The Issue At issue herein is whether Petitioner, Ellen Moldoff, is qualified for a supervisor's license in microbiology under Section 10D-41.24(10), Florida Administrative Code.

Findings Of Fact Based on the testimony of the witnesses and their demeanor while testifying, the following relevant facts are found. On February 27, 1979, George S. Tylor, Jr., B.A., Clinical Laboratory program, advised Ellen Moldoff, petitioner, that her application for licensure as a supervisor was being denied under the provisions of the Florida Clinical Laboratory Law, Chapter 483, Florida Statutes, in that, "You do not have the 60 semester hours and the 10 years experience required under Section 10D-41.24 (10), of the Florida Administrative Code." Petitioner timely appealed the Department's denial of her application for a supervisor's license in microbiology.
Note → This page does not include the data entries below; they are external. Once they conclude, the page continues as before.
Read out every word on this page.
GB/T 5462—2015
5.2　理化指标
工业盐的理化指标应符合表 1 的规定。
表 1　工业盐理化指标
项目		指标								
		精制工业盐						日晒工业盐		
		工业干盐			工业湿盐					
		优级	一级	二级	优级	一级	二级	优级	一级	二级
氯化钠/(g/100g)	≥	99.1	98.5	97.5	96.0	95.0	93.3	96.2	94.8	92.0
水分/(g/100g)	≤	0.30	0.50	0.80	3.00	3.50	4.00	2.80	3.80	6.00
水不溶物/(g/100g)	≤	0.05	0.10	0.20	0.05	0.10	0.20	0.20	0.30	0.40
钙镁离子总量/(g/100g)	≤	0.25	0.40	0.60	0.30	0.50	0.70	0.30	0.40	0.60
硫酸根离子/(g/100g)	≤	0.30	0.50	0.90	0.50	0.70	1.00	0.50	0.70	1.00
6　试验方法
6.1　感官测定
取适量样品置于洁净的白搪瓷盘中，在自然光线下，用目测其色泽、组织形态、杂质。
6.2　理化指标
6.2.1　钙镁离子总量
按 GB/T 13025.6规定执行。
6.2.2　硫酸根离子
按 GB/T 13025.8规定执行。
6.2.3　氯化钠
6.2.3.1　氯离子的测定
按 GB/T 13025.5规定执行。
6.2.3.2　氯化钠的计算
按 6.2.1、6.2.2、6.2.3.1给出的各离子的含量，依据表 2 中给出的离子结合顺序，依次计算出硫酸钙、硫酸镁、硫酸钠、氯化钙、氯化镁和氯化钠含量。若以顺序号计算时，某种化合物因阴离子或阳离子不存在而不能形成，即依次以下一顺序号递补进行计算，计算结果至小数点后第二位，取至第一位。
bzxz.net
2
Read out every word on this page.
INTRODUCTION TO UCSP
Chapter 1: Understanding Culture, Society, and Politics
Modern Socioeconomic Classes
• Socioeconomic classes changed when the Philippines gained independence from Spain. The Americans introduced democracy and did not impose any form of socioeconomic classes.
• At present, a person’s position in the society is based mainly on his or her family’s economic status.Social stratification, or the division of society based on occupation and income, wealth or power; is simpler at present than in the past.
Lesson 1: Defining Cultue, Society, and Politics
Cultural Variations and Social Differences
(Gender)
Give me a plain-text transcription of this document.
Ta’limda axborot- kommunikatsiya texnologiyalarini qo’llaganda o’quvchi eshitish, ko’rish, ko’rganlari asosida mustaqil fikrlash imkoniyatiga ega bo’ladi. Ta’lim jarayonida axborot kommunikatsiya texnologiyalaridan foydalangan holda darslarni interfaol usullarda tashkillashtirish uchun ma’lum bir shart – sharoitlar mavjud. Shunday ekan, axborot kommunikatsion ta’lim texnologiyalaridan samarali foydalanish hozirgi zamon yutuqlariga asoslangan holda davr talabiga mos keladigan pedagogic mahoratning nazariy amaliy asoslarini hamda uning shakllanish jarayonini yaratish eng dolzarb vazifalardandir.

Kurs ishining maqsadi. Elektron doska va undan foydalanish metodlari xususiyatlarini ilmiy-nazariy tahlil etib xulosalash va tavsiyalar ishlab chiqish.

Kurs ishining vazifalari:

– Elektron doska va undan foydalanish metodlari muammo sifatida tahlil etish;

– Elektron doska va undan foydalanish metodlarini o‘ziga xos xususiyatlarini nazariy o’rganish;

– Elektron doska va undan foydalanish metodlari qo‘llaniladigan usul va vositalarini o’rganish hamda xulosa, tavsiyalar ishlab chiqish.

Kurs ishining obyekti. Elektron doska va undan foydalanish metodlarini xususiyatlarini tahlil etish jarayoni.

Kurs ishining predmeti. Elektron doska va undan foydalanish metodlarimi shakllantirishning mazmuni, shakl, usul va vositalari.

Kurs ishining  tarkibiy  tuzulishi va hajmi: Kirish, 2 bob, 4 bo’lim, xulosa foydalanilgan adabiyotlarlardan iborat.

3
During the course of the hearing, Petitioner acknowledged the fact that she failed to satisfy either the sixty-semester-hour requirement or its equivalent in quarter or semester hours (two years of academic study) in an accredited college or university or that she possessed the ten years pertinent experience requirement as set forth in Chapter 10D-41.24 (10), Florida Administrative Code. However, Petitioner introduced four letters of recommendation written by employees and other supervisors who were familiar with the Petitioner's skills and abilities. It suffices to say that they all spoke highly of Petitioner's qualifications and highly recommended her to take the supervisor examination in microbiology. Petitioner, during the hearing, alluded to numerous persons whom she considered less qualified than she who were permitted to take the supervisory examination based on an overstatement of qualifications in their applications for licensure as a supervisor. Finally, Petitioner felt that her honesty alone prevented her from being permitted to take the supervisory examination Petitioner expressed her opinion that based on her observation of the clinical supervisors and the duties to which she is assigned, she considered herself as qualified, if not more qualified than those she observed. Respondent does not question Petitioner's ability to fulfill supervisory functions; however, it hastens to add that it has no authority to waive the qualifications for supervisory laboratory personnel as set forth in Chapter 10D-41.24(10), Florida Administrative Code.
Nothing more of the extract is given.